Obama also made the amazing statement, "If I say that, right now, your premiums are going to be going up by 5 or 8 or 10% next year, and you say, 'Well that's not a tax increase.'" And I say, in this example, are you saying this as a president or as an insurance company? Because your example doesn't say. If you are saying this as a president then 1) Yes, that actually would be a tax increase, in exactly the same way that your mandate is a tax increase and 2) When did you, as president, gain the Constitutional authority to tell the insurance companies what they will and will not charge? If, in this example, you are saying this as an insurance company then no, that is not a tax increase because insurance companies do not collect taxes. Duh! You're not really this stupid, are you? Or, more to the point, you don't really believe that we are this stupid, do you?
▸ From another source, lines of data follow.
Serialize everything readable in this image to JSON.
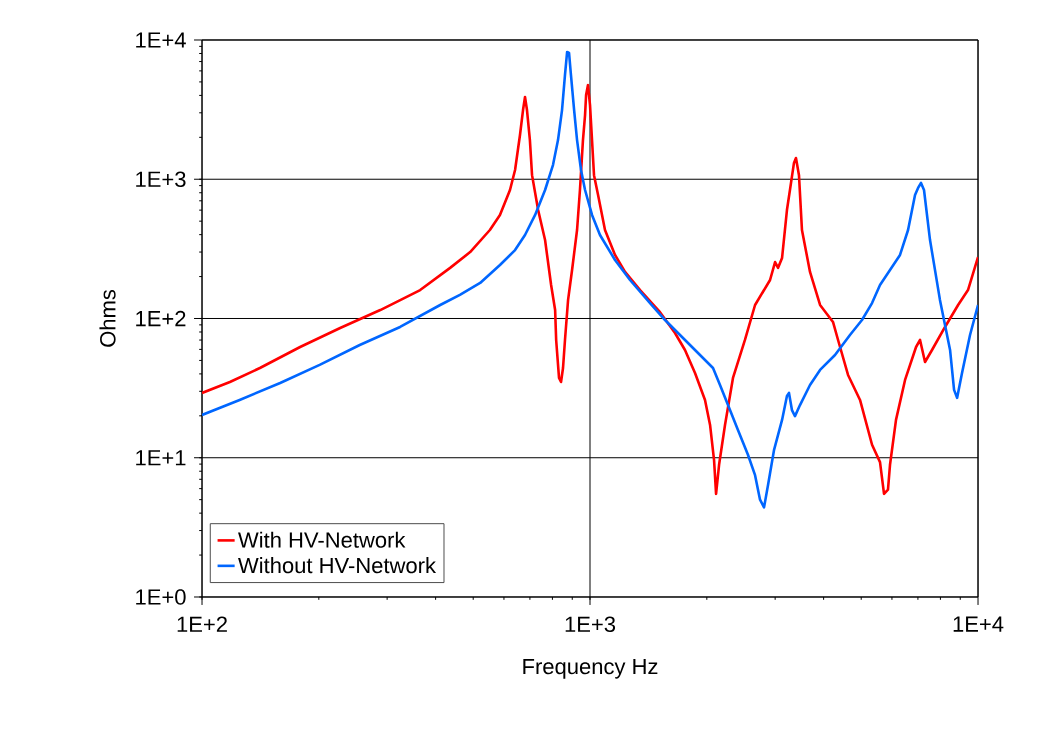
{
  "chart_data": {
    "type": "line",
    "xlabel": "Frequency Hz",
    "ylabel": "Ohms",
    "log": "xy",
    "grid": true,
    "legend": "bottom left",
    "line_style": "solid",
    "marker": "none",
    "xlim": [
      100,
      10000
    ],
    "ylim": [
      1,
      10000
    ],
    "xticks": [
      {
        "value": 100,
        "label": "1E+2"
      },
      {
        "value": 1000,
        "label": "1E+3"
      },
      {
        "value": 10000,
        "label": "1E+4"
      }
    ],
    "yticks": [
      {
        "value": 1,
        "label": "1E+0"
      },
      {
        "value": 10,
        "label": "1E+1"
      },
      {
        "value": 100,
        "label": "1E+2"
      },
      {
        "value": 1000,
        "label": "1E+3"
      },
      {
        "value": 10000,
        "label": "1E+4"
      }
    ],
    "series": [
      {
        "name": "With HV-Network",
        "color": "#ff0000",
        "x": [
          100,
          118,
          141,
          179,
          227,
          288,
          365,
          436,
          491,
          552,
          586,
          622,
          641,
          660,
          672,
          680,
          688,
          700,
          709,
          735,
          766,
          794,
          813,
          818,
          832,
          842,
          852,
          862,
          878,
          899,
          926,
          942,
          959,
          971,
          977,
          988,
          1000,
          1012,
          1024,
          1049,
          1093,
          1160,
          1231,
          1346,
          1515,
          1656,
          1757,
          1865,
          1979,
          2039,
          2088,
          2113,
          2151,
          2228,
          2336,
          2508,
          2663,
          2911,
          2999,
          3053,
          3126,
          3218,
          3276,
          3355,
          3395,
          3456,
          3518,
          3690,
          3917,
          4229,
          4358,
          4624,
          4965,
          5332,
          5590,
          5725,
          5861,
          5932,
          6147,
          6486,
          6924,
          7089,
          7303,
          7612,
          8222,
          8886,
          9423,
          10000
        ],
        "values": [
          29.2,
          35.0,
          44.1,
          62.4,
          85.5,
          115,
          160,
          231,
          300,
          432,
          554,
          837,
          1165,
          2080,
          3140,
          3900,
          3140,
          1910,
          1070,
          601,
          366,
          174,
          115,
          70.1,
          37.4,
          35.0,
          44.1,
          70.1,
          136,
          223,
          432,
          837,
          1910,
          2890,
          4030,
          4750,
          3410,
          1910,
          1070,
          771,
          432,
          286,
          216,
          160,
          111,
          78.7,
          59.4,
          40.6,
          26.0,
          17.2,
          9.6,
          5.5,
          8.9,
          17.2,
          37.4,
          70.1,
          125,
          189,
          254,
          231,
          272,
          601,
          837,
          1310,
          1420,
          1070,
          432,
          216,
          125,
          94.4,
          70.1,
          39.3,
          26.0,
          12.4,
          9.3,
          5.5,
          5.9,
          8.9,
          18.7,
          36.2,
          62.4,
          70.1,
          48.7,
          59.4,
          86.9,
          125,
          160,
          276
        ]
      },
      {
        "name": "Without HV-Network",
        "color": "#0066ff",
        "x": [
          100,
          125,
          159,
          201,
          255,
          324,
          411,
          462,
          521,
          586,
          641,
          680,
          722,
          766,
          803,
          827,
          847,
          862,
          873,
          883,
          893,
          910,
          926,
          948,
          971,
          1012,
          1061,
          1160,
          1268,
          1428,
          1561,
          1706,
          1921,
          2075,
          2163,
          2295,
          2406,
          2553,
          2663,
          2743,
          2809,
          2877,
          2981,
          3126,
          3218,
          3257,
          3315,
          3375,
          3477,
          3690,
          3917,
          4280,
          4677,
          5023,
          5332,
          5590,
          5932,
          6295,
          6603,
          6882,
          7007,
          7131,
          7259,
          7522,
          7980,
          8472,
          8676,
          8833,
          9095,
          9537,
          10000
        ],
        "values": [
          20.3,
          26.0,
          34.4,
          46.4,
          64.5,
          86.9,
          125,
          148,
          180,
          242,
          310,
          398,
          554,
          837,
          1270,
          1910,
          3140,
          5610,
          8200,
          8070,
          5610,
          3140,
          1910,
          1165,
          837,
          554,
          398,
          263,
          189,
          129,
          97.5,
          76.1,
          54.7,
          44.1,
          33.3,
          22.0,
          15.8,
          10.5,
          7.5,
          5.0,
          4.4,
          6.4,
          11.4,
          18.7,
          27.8,
          29.2,
          22.0,
          19.9,
          23.9,
          33.3,
          42.7,
          54.7,
          76.1,
          97.5,
          129,
          174,
          223,
          286,
          432,
          771,
          866,
          940,
          837,
          366,
          136,
          59.4,
          30.7,
          26.9,
          40.6,
          76.1,
          125
        ]
      }
    ]
  }
}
Finally - no surprise here - Obama fell back on the constant (and constantly false) auto insurance analogy. "Everybody in America, just about, has to get auto insurance. Nobody considers that a tax increase." For one thing, Mr. President, many people in America do consider that a tax and thus considered it a tax increase when such laws were passed. They may have agreed with the reason and need for the tax, but it was still a tax. After dismissing that strawman, we get to go back to the many reasons (already listed here) as to why the comparing health insurance mandate to auto insurance mandate is a false analogy. I know it sounds good and they do both have the word "insurance" in them, but surely a Harvard law professor can parse language better than that.
If you have to spend money you might not otherwise spend, because the government told you to, under penalty of law, that is a tax, no matter what other fancy terms you care to apply. If it is a new expenditure then it is a tax increase. No amount of fancy rhetoric will make this fact go away. It may be that you believe this tax increase is warranted, but that is an entirely different debate. Warranted or not, it is still a tax increase. Obama is faced with the choice of breaking his word to try and go forward with his healthcare policy ideas or keeping his word and probably not going forward with this ideas. It is a pretty classic No Win situation but then, frankly, he (and any other politician you care to know) should never have made that "no new taxes" pledge. That's a promise that never ends well in the long run.